As I plan to do my taxes for last year, I find myself ruminating on the benefits of keeping related information in one easy-to-find place. For me, it took my entire 20s, a decade of haphazardly rummaging in disorganized desk drawers and last-minute paper-trails to force myself to devise a better system. The better system wasn’t hard or time-consuming. The better system simply required developing forethought where before there was none. Now I use a folder, either a manila one or a digital one, and everything for the year related to taxes goes in the folder. I shake my head thinking about how much I avoided making something easier just so I didn’t have to think about it, and how human the impulse can be to avoid preparation for unpleasant or painful experiences.
Taxes are one thing; we know they are coming with a clear, consistent schedule.
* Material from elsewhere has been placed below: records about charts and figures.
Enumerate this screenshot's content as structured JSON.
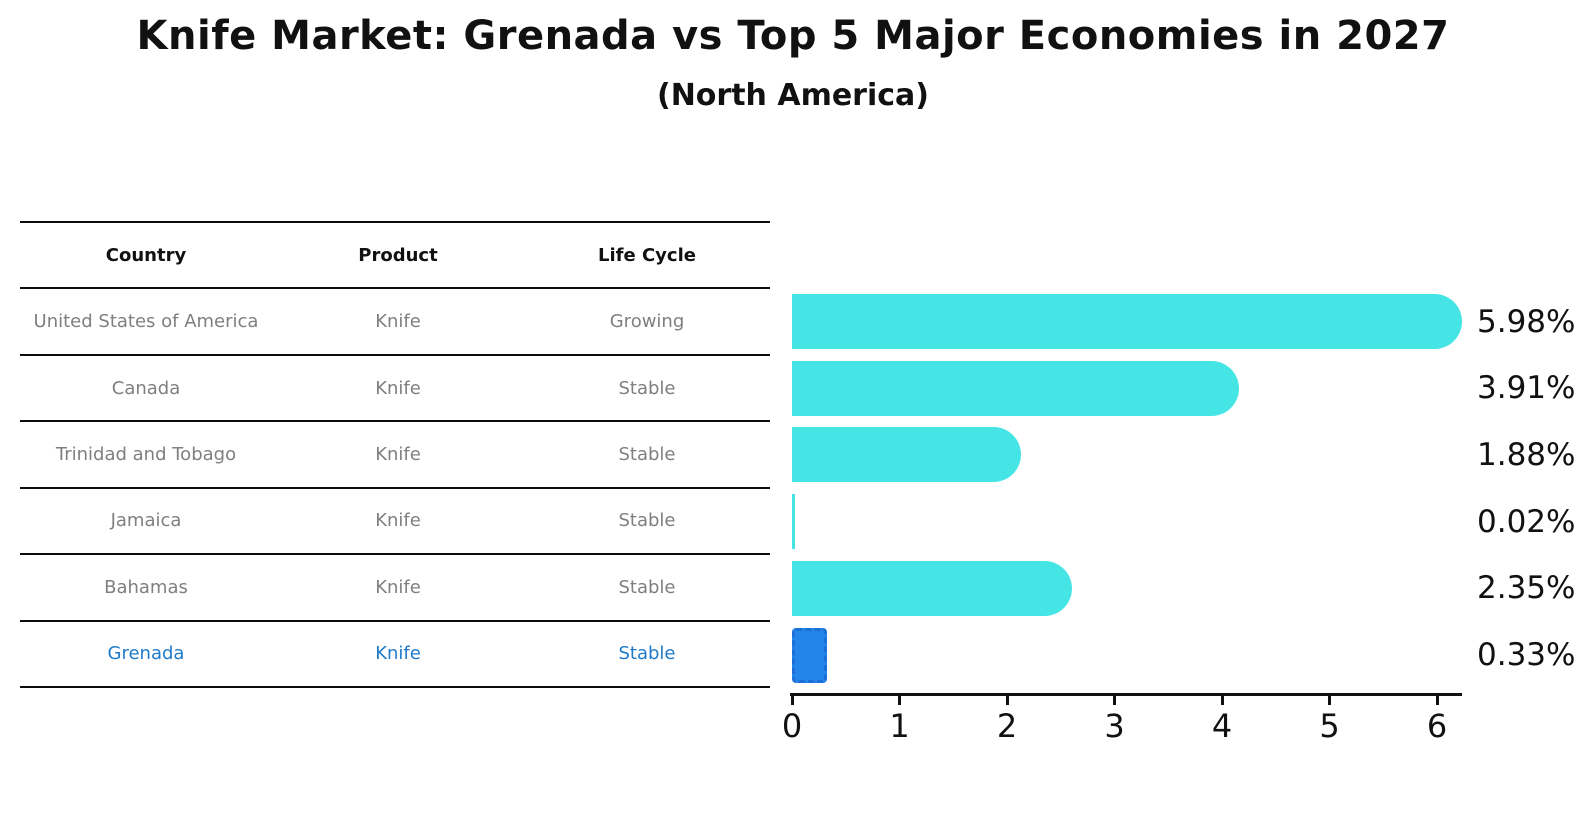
{
  "title": "Knife Market: Grenada vs Top 5 Major Economies in 2027",
  "subtitle": "(North America)",
  "table": {
    "columns": [
      "Country",
      "Product",
      "Life Cycle"
    ],
    "rows": [
      {
        "country": "United States of America",
        "product": "Knife",
        "life_cycle": "Growing",
        "highlight": false
      },
      {
        "country": "Canada",
        "product": "Knife",
        "life_cycle": "Stable",
        "highlight": false
      },
      {
        "country": "Trinidad and Tobago",
        "product": "Knife",
        "life_cycle": "Stable",
        "highlight": false
      },
      {
        "country": "Jamaica",
        "product": "Knife",
        "life_cycle": "Stable",
        "highlight": false
      },
      {
        "country": "Bahamas",
        "product": "Knife",
        "life_cycle": "Stable",
        "highlight": false
      },
      {
        "country": "Grenada",
        "product": "Knife",
        "life_cycle": "Stable",
        "highlight": true
      }
    ]
  },
  "chart_data": {
    "type": "bar",
    "orientation": "horizontal",
    "title": "Knife Market: Grenada vs Top 5 Major Economies in 2027",
    "subtitle": "(North America)",
    "categories": [
      "United States of America",
      "Canada",
      "Trinidad and Tobago",
      "Jamaica",
      "Bahamas",
      "Grenada"
    ],
    "values": [
      5.98,
      3.91,
      1.88,
      0.02,
      2.35,
      0.33
    ],
    "value_labels": [
      "5.98%",
      "3.91%",
      "1.88%",
      "0.02%",
      "2.35%",
      "0.33%"
    ],
    "unit": "%",
    "x_ticks": [
      "0",
      "1",
      "2",
      "3",
      "4",
      "5",
      "6"
    ],
    "xlim": [
      0,
      6.23
    ],
    "grid": false,
    "legend": "none",
    "highlight_index": 5
  },
  "colors": {
    "bar": "#45e5e5",
    "highlight_bar": "#2384ea",
    "highlight_bar_border": "#1c6fd4",
    "highlight_text": "#1f7ac9",
    "table_text": "#7f7f7f",
    "axis": "#111111"
  }
}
Other events in life are much less certain, but we prepare for those too, like a kit for an earthquake or end-of-life care directives, circumstances that are often unplanned or unpredictable, but knowing there’s a plan and resources already in place brings peace of mind.
It’s hard to feel helpful or in control of much when witnessing or living through a mental health crisis. In reality, that day years ago on the phone, if I'd made this mental health history and read it over the phone, or given it to the doctors she saw, it might have been helpful or it might have made no difference in her care. I don't have control over the results of my actions, but at least I think I would have felt more confident that I'd done what I could within reason.
Creating this mental health history one-page handout is a productive way to prepare, to alleviate the familiar sense of helplessness that comes with emergencies of any kind. I see it as a practical expression of love and concern, both for my own mental health and for that of a loved one. We cannot control the seasons, nor how or where our loved ones may suffer a proverbial fall, but I think this small exercise in forethought is a way to offer compassionate action: a positive for the loved one as well as to myself, regardless of the outcome.